Vitamin D has a “shelf life” or “recommended use by” date that’s two years from the time of manufacturing. As time goes by, it’s not unusual for the potency of the product to degrade slightly. And, if a product has been stored outside the recommended temperature guidelines, the potency can be significantly degraded. This is why we really don’t want vitamins to be stored in the cup holder of a car – depending upon the part of the country and time of year, it gets way too cold or hot. In any case, it’s entirely possible, and in fact expected, that if we re-tested samples from a lot closer to the end of the two year period, we might find that the level of D has fallen slightly. So, we like to see an ingredient be a bit higher than the label claim when it’s fresh so that it will still meet claim at the end of its’ shelf life.

Going back to the JAMA study, when a batch of different Vitamin D products, or any other supplement, is pulled off the shelf for testing, I’ve come to wonder what exactly is being tested, and what specific test methodology is being used.

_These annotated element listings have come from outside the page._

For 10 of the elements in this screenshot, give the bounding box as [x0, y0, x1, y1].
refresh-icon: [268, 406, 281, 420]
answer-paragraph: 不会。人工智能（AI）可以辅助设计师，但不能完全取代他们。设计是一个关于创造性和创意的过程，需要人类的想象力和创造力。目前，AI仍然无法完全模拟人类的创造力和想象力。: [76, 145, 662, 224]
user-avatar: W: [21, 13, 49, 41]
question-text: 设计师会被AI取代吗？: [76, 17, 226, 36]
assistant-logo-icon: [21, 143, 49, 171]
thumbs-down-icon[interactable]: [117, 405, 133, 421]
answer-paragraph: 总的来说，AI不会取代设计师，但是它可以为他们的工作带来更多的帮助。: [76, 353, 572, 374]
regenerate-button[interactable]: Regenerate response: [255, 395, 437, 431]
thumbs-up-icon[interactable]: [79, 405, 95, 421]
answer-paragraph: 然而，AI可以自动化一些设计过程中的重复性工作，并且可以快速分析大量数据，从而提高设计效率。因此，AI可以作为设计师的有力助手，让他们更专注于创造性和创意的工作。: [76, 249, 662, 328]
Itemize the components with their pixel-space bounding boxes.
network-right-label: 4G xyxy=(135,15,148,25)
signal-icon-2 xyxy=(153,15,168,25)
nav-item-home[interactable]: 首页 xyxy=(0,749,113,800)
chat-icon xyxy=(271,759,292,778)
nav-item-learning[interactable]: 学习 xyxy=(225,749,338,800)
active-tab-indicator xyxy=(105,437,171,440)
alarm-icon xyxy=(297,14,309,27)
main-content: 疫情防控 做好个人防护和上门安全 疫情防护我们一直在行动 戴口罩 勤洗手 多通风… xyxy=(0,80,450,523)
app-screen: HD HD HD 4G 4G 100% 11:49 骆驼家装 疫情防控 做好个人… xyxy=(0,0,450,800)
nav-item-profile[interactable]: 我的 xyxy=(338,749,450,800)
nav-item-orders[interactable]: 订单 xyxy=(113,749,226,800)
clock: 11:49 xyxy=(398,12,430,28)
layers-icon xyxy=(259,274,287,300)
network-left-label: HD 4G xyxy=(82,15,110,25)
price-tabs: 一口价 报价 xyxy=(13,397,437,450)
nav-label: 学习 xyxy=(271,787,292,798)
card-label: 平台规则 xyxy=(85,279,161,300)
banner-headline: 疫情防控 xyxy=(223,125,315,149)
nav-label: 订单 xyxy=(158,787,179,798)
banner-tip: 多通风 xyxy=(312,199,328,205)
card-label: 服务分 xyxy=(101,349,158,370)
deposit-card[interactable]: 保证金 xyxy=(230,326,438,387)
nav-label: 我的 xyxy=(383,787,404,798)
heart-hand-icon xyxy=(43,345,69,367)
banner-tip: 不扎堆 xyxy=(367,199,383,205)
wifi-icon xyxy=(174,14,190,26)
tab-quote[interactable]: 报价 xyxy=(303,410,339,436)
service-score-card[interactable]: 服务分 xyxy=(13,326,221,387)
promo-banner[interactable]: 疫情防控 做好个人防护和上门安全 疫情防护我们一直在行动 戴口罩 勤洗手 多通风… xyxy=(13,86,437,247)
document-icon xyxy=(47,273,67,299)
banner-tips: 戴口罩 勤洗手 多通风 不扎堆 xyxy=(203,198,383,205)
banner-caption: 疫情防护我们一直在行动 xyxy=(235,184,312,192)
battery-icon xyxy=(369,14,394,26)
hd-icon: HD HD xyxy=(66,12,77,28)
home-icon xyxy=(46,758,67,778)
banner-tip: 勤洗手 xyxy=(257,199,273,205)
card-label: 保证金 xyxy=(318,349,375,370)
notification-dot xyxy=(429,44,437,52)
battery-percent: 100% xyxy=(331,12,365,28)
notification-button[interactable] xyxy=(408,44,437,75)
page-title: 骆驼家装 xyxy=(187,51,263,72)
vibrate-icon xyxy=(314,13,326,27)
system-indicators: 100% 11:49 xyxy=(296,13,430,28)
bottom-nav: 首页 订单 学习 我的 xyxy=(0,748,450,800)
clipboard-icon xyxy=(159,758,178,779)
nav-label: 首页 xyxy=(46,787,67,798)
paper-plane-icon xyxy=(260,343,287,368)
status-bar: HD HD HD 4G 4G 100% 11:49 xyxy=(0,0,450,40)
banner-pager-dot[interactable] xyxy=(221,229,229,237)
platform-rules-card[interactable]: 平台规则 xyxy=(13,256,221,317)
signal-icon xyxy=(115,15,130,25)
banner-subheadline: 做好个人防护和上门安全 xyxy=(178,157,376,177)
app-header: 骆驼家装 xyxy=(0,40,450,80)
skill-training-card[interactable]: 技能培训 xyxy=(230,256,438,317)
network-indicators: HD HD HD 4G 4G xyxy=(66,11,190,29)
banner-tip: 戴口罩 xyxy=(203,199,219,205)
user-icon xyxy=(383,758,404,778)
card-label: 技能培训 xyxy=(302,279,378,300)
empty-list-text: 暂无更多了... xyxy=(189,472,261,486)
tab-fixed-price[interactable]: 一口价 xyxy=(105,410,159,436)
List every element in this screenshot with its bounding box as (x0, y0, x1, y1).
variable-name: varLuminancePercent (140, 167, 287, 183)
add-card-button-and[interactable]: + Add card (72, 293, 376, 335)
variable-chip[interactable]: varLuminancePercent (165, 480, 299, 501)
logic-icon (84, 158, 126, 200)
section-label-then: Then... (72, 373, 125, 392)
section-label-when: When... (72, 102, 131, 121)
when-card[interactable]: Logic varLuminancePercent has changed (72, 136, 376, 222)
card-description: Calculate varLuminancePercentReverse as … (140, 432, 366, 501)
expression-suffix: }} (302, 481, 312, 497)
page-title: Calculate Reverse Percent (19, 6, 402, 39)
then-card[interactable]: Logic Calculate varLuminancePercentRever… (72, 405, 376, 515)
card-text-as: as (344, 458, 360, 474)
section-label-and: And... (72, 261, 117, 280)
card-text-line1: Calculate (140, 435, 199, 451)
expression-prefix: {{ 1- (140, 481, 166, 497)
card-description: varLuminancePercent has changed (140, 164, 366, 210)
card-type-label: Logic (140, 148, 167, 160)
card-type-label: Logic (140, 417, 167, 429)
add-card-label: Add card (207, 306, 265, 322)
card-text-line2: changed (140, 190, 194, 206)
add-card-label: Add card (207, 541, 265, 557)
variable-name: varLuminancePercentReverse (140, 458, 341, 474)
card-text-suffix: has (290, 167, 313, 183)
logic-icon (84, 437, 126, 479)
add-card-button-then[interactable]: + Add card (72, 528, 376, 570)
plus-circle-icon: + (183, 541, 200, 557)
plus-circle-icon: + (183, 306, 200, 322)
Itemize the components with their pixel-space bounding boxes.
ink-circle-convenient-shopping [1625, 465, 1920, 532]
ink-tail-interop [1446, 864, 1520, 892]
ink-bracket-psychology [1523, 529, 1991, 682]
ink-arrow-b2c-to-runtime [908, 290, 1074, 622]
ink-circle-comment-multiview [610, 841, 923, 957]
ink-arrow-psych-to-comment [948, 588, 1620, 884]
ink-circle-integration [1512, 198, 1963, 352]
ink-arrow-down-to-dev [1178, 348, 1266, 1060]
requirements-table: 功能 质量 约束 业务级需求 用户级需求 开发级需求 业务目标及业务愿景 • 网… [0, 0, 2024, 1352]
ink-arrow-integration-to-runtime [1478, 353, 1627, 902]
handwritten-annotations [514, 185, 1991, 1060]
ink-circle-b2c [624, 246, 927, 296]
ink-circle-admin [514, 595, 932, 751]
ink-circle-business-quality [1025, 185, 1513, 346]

For example, my understanding is that the test protocol doesn’t ever test single tablets or pills – it’s a combination of multiple tablets, and in fact we always send two bottles of product from any “lot” to make sure there’s plenty of product to blend together and then sample. And, going back to the food example, I’ve also come to realize that when I buy a packaged product (carrots, shrimp, potato chips, etc.), I should assume that the calorie count is going to be a bit higher to allow for overages the manufacturer has likely included in an effort to ensure the serving size on the label claim is met.

Just as the contents of chocolate chip cookies aren’t the same from brand to brand or home cook to home cook, the same is true of supplement manufacturing facilities. They genuinely run the gamut from pretty incredibly crude to state-of-the-art spotless FDA wonders, and as consumers we honestly don’t have any clues about these conditions when we make a purchase. To protect yourself, talk with your supplement supplier about where their products are manufactured, the steps they take to ensure consistency and ask to see a COA.

Article provided by Jill Turner, President, Cooper Healthy Living.